This is the twelfth in a series of posts on Practical Product Management Rules from Pragmatic Marketing.
Pragmatic Marketing Rule #12: The answer to most of the questions is not in the building.
When I first began working at Genuity, a temporarily high-flying Internet Services Provider of the dot.com era, I was struck by the fact that rank and file marketing people rarely had access to customers and prospects. I came to Genuity from a small software company, where I had regularly gone on sales calls, spoke with customers frequently, and, in general, spent a fair amount of time poking around outside the building.
Genuity - at $1B a year in revenues (and losses) - was quite a bit larger than Softbridge, which in our last full year as an independent company did about $7M in business. At Softbridge, we all wore multiple hats. As VP of Marketing, I ran (and sometimes was) product marketing, marcomm, and product management). At Genuity, I just did product marketing. And product marketing just didn't get all that many opportunities to get out in the field.
In my three years there, I went on a handful of calls. Our sales model was multi-layered, and there were often 3-4 folks from sales alone on a call. No room in that clown car for another body! If sales brought another body along, it was typically a technical expert or a product manager.
I participated in many events, speaking on behalf of Genuity, and thus was able to have some engagement with customers and prospects, but it was limited. I also met with some regularity with industry analysts - another good source of insight and info.
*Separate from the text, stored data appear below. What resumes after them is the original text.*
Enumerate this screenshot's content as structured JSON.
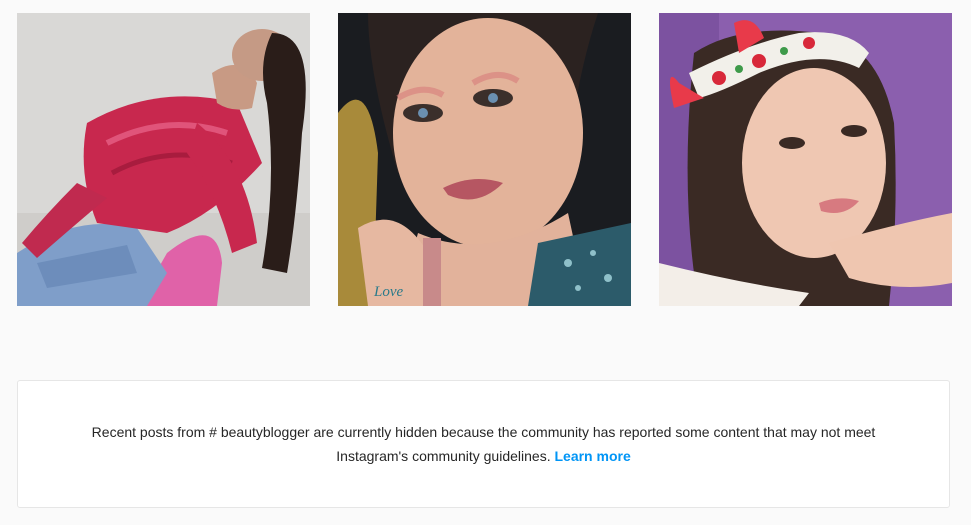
{
  "posts": [
    {
      "alt": "Woman in red textured crop top and jeans leaning back on a pink chair"
    },
    {
      "alt": "Close-up selfie of woman with pink eye makeup holding a lipstick, 'Love' tattoo on hand"
    },
    {
      "alt": "Woman with watermelon-print headband posing against a purple wall"
    }
  ],
  "notice": {
    "message": "Recent posts from # beautyblogger are currently hidden because the community has reported some content that may not meet Instagram's community guidelines.",
    "link_label": "Learn more"
  },
  "photo_text": {
    "tattoo": "Love"
  },
  "colors": {
    "link": "#0095f6",
    "text": "#262626",
    "page_bg": "#fafafa"
  }
}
But I really craved customer and prospect interaction that I just wasn't getting enough of.
Several times I created customer surveys, but I was not allowed to speak with customers directly - I had to go through multiple layers of the customer support organization.
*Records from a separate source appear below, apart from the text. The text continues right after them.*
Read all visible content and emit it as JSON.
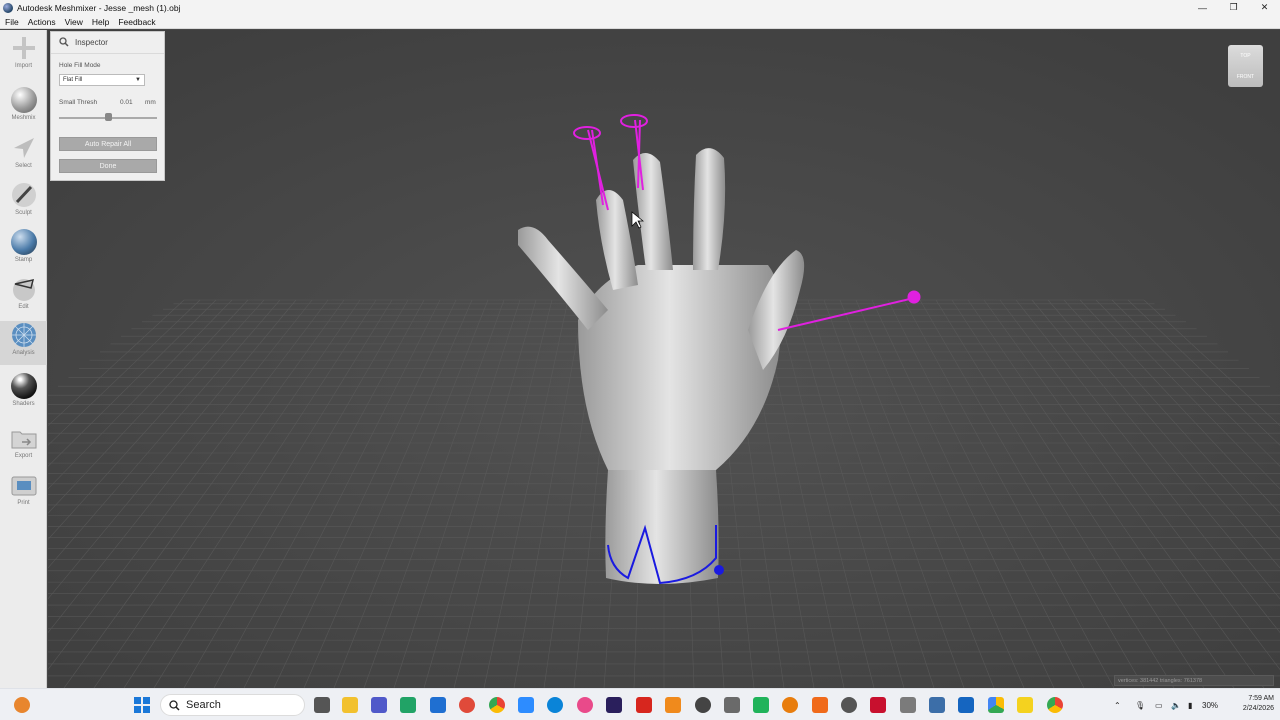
{
  "window": {
    "title": "Autodesk Meshmixer - Jesse _mesh (1).obj",
    "controls": {
      "minimize": "—",
      "maximize": "❐",
      "close": "✕"
    }
  },
  "menu": [
    "File",
    "Actions",
    "View",
    "Help",
    "Feedback"
  ],
  "toolbar": [
    {
      "label": "Import",
      "icon": "plus-icon"
    },
    {
      "label": "Meshmix",
      "icon": "meshmix-icon"
    },
    {
      "label": "Select",
      "icon": "select-arrow-icon"
    },
    {
      "label": "Sculpt",
      "icon": "brush-icon"
    },
    {
      "label": "Stamp",
      "icon": "stamp-icon"
    },
    {
      "label": "Edit",
      "icon": "edit-icon"
    },
    {
      "label": "Analysis",
      "icon": "analysis-icon",
      "active": true
    },
    {
      "label": "Shaders",
      "icon": "shader-ball-icon"
    },
    {
      "label": "Export",
      "icon": "folder-export-icon"
    },
    {
      "label": "Print",
      "icon": "printer-icon"
    }
  ],
  "inspector": {
    "title": "Inspector",
    "hole_fill_label": "Hole Fill Mode",
    "hole_fill_value": "Flat Fill",
    "small_thresh_label": "Small Thresh",
    "small_thresh_value": "0.01",
    "small_thresh_unit": "mm",
    "auto_repair_label": "Auto Repair All",
    "done_label": "Done"
  },
  "viewcube": {
    "top": "TOP",
    "front": "FRONT"
  },
  "stats": "vertices: 381442 triangles: 761378",
  "colors": {
    "error_marker": "#e020e0",
    "boundary": "#1a1ae0",
    "viewport_bg": "#474747"
  },
  "taskbar": {
    "search_placeholder": "Search",
    "battery": "30%",
    "time": "7:59 AM",
    "date": "2/24/2026"
  }
}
All in all, it meant for a very high frustration level in which I always felt I had my nose pressed up against the window glass, able to see but not communicate with the customers on the other side.
Fortunately, I developed good relationships with enough of the technical sales folks and sales engineers to get my questions answered, but it was not really the same as building good relationships with customers, or hearing first hand what prospects were saying.
You really do need to get out of the building to truly understand how people use your products and services, to appreciate the benefits they derive from them. You need to get out there to see what parts of your message customers respond to - and what parts draw blanks - or leave them cold.
Obviously, you also need to get out to gauge what's happening in the economy and technology in general, and with your industry, your market, and your competition in particular. (Some of this intelligence you pick up by being out and about with customers and prospects. But fortunately, even if you don't have access to them, you can still get this information, you can still find an awful lot out. [For purposes of this argument, let's assume that purposeful wandering around the Internet counts for getting out of the building.])
None of this is to say that there's not important "stuff" that you can and should find out within your own four walls. There are definitely people who know things within those walls, and you should know who they are - and how to tap their minds. But, when it comes to it, there's really only one question that can only be answered inside the building, and that's "how does it work?"